I guess judging by the company’s results, Apple doesn’t need anymore marketing help but doing away with the remote is going to mean a few less Mac owners get to show off Front Row and saying your Mac Book is made from one complete piece of plastic doesn’t have the same effect.

Is Bill’s philanthropy just another form of control?

On a flight back from LA last week I found myself in that brain limbo that too much air travel can impose. Too wired to sleep but too tired to sit through a whole movie so breaking with my normal obsessive need to watch all the new movies on the plane I opted for some TV and chanced on the BBC Money Programme Interview with Bill Gates which aired last June.

I missed it at the time, probably consciously expecting it to be more glossed over mainstream coverage of Bill. For the most part it was exactly what I expected with presenter Fiona Bruce steering clear of asking Bill too many of the tough questions despite claiming that  it had taken the Beeb almost two years of negotiations with Microsoft to secure the interview. The programme delved into the history of MS and went over the usual ground and then tackled Bill’s new philanthropic career.

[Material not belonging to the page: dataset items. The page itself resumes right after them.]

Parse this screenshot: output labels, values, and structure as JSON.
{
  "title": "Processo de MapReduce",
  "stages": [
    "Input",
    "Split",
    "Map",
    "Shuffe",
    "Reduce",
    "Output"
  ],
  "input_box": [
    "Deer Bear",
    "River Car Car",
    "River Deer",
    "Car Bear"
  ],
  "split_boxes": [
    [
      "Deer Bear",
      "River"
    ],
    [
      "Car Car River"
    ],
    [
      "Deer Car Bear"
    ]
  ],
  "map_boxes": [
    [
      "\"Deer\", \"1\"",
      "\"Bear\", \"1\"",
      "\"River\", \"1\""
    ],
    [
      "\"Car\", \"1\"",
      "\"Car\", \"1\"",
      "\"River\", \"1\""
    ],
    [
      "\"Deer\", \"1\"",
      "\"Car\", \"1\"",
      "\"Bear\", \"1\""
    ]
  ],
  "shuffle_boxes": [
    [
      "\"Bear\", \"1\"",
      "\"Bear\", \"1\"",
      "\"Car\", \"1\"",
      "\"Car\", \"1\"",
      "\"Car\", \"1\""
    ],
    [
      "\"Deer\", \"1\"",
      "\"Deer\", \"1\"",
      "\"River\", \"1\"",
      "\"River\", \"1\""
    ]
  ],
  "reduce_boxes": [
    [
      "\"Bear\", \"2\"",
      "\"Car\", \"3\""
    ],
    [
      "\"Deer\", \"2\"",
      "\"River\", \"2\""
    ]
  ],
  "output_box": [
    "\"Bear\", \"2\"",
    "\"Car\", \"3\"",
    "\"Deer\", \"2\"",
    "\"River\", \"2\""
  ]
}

Various talking heads popped up around the issue including US tech journo and super-geek Robert X Cringely who basically claimed that Bill’s latest venture is all about securing a nobel peace prize! Well that makes sense but then thinking about another aspect of philanthropy, the tax saving, it struck me that while it might seem on one hand that Bill is being supremely altruistic with giving away billions the fact is that he has to to do that anyway through taxation. So by setting up this huge philanthropic effort he is able to take back some control of that vast chunk of cash that he was previously sending off to the US Treasury and Bill likes control. 

I am sure that there is a lot of genuine altruism here but people don’t really change that much. The single-minded focus on achieving a goal has characterised Microsoft’s rise to to top and the fact that Gates would suddenly shift gift and become some touchy-feely Mother Teresa-like figure just doesn’t wash. There is a plan here with a definite end-game, probably the nobel peace prize, with the handy by-product of being able to have more say over the vast swathes of tax dollars.

Gates wasn’t given a completely free-ride by the BBC, the parting segment had Fiona Bruce being shown around the MS Campus by Gates. The pair came up against what seemed to be a locked door. Gates assumed that the door was secured by the high-tech security system and search vainly for his swipe card before resigning himself to calling for help. After credulously asking if Bill was locked out of his own building, the BBC presenter simply leant on the door and strolled in. And neat little segment that said it all really.